Lettre à Vladimir Jankélévitch

Un Allemand en quête de pardon

Svenja Flaßpöhler publié le 17 juillet 2012 15 min

Horrifié par les crimes nazis, le philosophe français Vladimir Jankélévitch (1903-1985) a rompu avec l’Allemagne et sa culture. Radicalement. Il s’est juré de ne plus jamais lire les philosophes allemands. De ne plus écouter de musique allemande. De ne plus jamais mettre un pied sur le sol allemand. Une intransigeance qui vacille en 1980, le jour où un enseignant d’une petite ville du nord de l’Allemagne lui écrit une lettre… Nous avons retrouvé cet homme quelque trente ans plus tard.

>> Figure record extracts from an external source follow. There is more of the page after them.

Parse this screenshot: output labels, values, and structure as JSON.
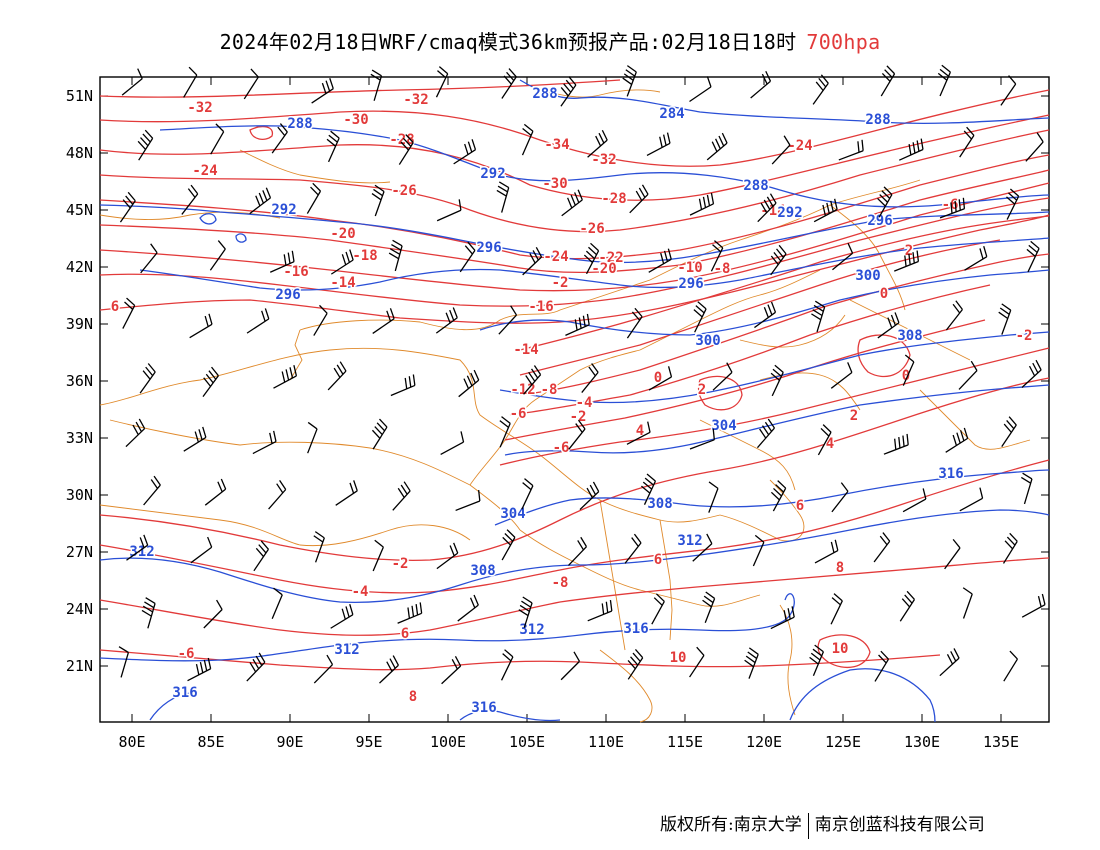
{
  "title": {
    "main": "2024年02月18日WRF/cmaq模式36km预报产品:02月18日18时",
    "level": "700hpa",
    "level_color": "#e23a3a"
  },
  "axes": {
    "lat_ticks": [
      "51N",
      "48N",
      "45N",
      "42N",
      "39N",
      "36N",
      "33N",
      "30N",
      "27N",
      "24N",
      "21N"
    ],
    "lon_ticks": [
      "80E",
      "85E",
      "90E",
      "95E",
      "100E",
      "105E",
      "110E",
      "115E",
      "120E",
      "125E",
      "130E",
      "135E"
    ]
  },
  "colors": {
    "temperature": "#e23a3a",
    "geopotential": "#2a4fd6",
    "boundary": "#e08a2c",
    "wind": "#000000"
  },
  "temperature_labels": [
    {
      "text": "-32"
    },
    {
      "text": "-30"
    },
    {
      "text": "-32"
    },
    {
      "text": "-28"
    },
    {
      "text": "-26"
    },
    {
      "text": "-24"
    },
    {
      "text": "-34"
    },
    {
      "text": "-32"
    },
    {
      "text": "-30"
    },
    {
      "text": "-28"
    },
    {
      "text": "-24"
    },
    {
      "text": "-14"
    },
    {
      "text": "-6"
    },
    {
      "text": "-20"
    },
    {
      "text": "-18"
    },
    {
      "text": "-16"
    },
    {
      "text": "-14"
    },
    {
      "text": "-26"
    },
    {
      "text": "-24"
    },
    {
      "text": "-22"
    },
    {
      "text": "-20"
    },
    {
      "text": "-16"
    },
    {
      "text": "-10"
    },
    {
      "text": "-8"
    },
    {
      "text": "-14"
    },
    {
      "text": "-12"
    },
    {
      "text": "-8"
    },
    {
      "text": "-6"
    },
    {
      "text": "-4"
    },
    {
      "text": "-2"
    },
    {
      "text": "0"
    },
    {
      "text": "2"
    },
    {
      "text": "-6"
    },
    {
      "text": "4"
    },
    {
      "text": "2"
    },
    {
      "text": "0"
    },
    {
      "text": "-2"
    },
    {
      "text": "0"
    },
    {
      "text": "4"
    },
    {
      "text": "6"
    },
    {
      "text": "-2"
    },
    {
      "text": "-4"
    },
    {
      "text": "-6"
    },
    {
      "text": "-8"
    },
    {
      "text": "6"
    },
    {
      "text": "8"
    },
    {
      "text": "6"
    },
    {
      "text": "8"
    },
    {
      "text": "10"
    },
    {
      "text": "10"
    },
    {
      "text": "6"
    },
    {
      "text": "-2"
    },
    {
      "text": "2"
    }
  ],
  "height_labels": [
    {
      "text": "288"
    },
    {
      "text": "288"
    },
    {
      "text": "284"
    },
    {
      "text": "288"
    },
    {
      "text": "292"
    },
    {
      "text": "292"
    },
    {
      "text": "288"
    },
    {
      "text": "292"
    },
    {
      "text": "296"
    },
    {
      "text": "296"
    },
    {
      "text": "296"
    },
    {
      "text": "296"
    },
    {
      "text": "300"
    },
    {
      "text": "300"
    },
    {
      "text": "308"
    },
    {
      "text": "304"
    },
    {
      "text": "304"
    },
    {
      "text": "308"
    },
    {
      "text": "312"
    },
    {
      "text": "316"
    },
    {
      "text": "312"
    },
    {
      "text": "308"
    },
    {
      "text": "312"
    },
    {
      "text": "316"
    },
    {
      "text": "312"
    },
    {
      "text": "316"
    },
    {
      "text": "316"
    }
  ],
  "footer": {
    "left": "版权所有:南京大学",
    "right": "南京创蓝科技有限公司"
  }
}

Un jour de printemps de 1980 dans sa maison de Westerstede, en Basse-Saxe (nord-ouest de l’Allemagne), Wiard Raveling, professeur de français, allume son petit transistor pour écouter l’émission culturelle Le Masque et la Plume. Dans la maison règne l’atmosphère paisible d’un jour de repos, la musique d’introduction familière emplit la salle de séjour. L’invité de l’émission est Vladimir Jankélévitch. La gorge serrée, le philosophe français d’origine juive parle de son abandon radical de l’Allemagne. Et il formule alors une phrase qui s’enfonce comme un dard dans l’esprit de Raveling : « Les Allemands ont tué six millions de Juifs, mais ils dorment bien, ils mangent bien, et le mark se porte bien. »

Wiard Raveling est né en 1939. Il a juste 2 ans lorsque l’anéantissement systématique des Juifs commence. Il se sent pourtant concerné par le reproche de Jankélévitch : des hommes, des femmes, des vieillards, des enfants furent gazés par des Allemands, transformés en savon, des nourrissons frappés à la tête contre le mur. « Je n’ai jamais encore reçu une lettre qui fasse acte d’humilité, dit Jankélévitch à la fin de l’émission radiophonique. Une lettre où un Allemand déclarerait combien il a honte. » Le philosophe ne se doute pas qu’à plusieurs centaines de kilomètres de là où il prononce ces mots, quelqu’un qui va lui écrire cette lettre écoute. Un professeur de lycée de Westerstede, marié et père de trois enfants, qui n’a jamais fait de mal à un Juif et qui ne se sent pas pour autant innocenté : « Que je sois né allemand, ce n’est pas ma faute ni mon mérite », écrit Raveling juste après à Jankélévitch. Je suis tout à fait innocent des crimes nazis ; mais cela ne me console guère. Je n’ai pas la conscience tranquille. »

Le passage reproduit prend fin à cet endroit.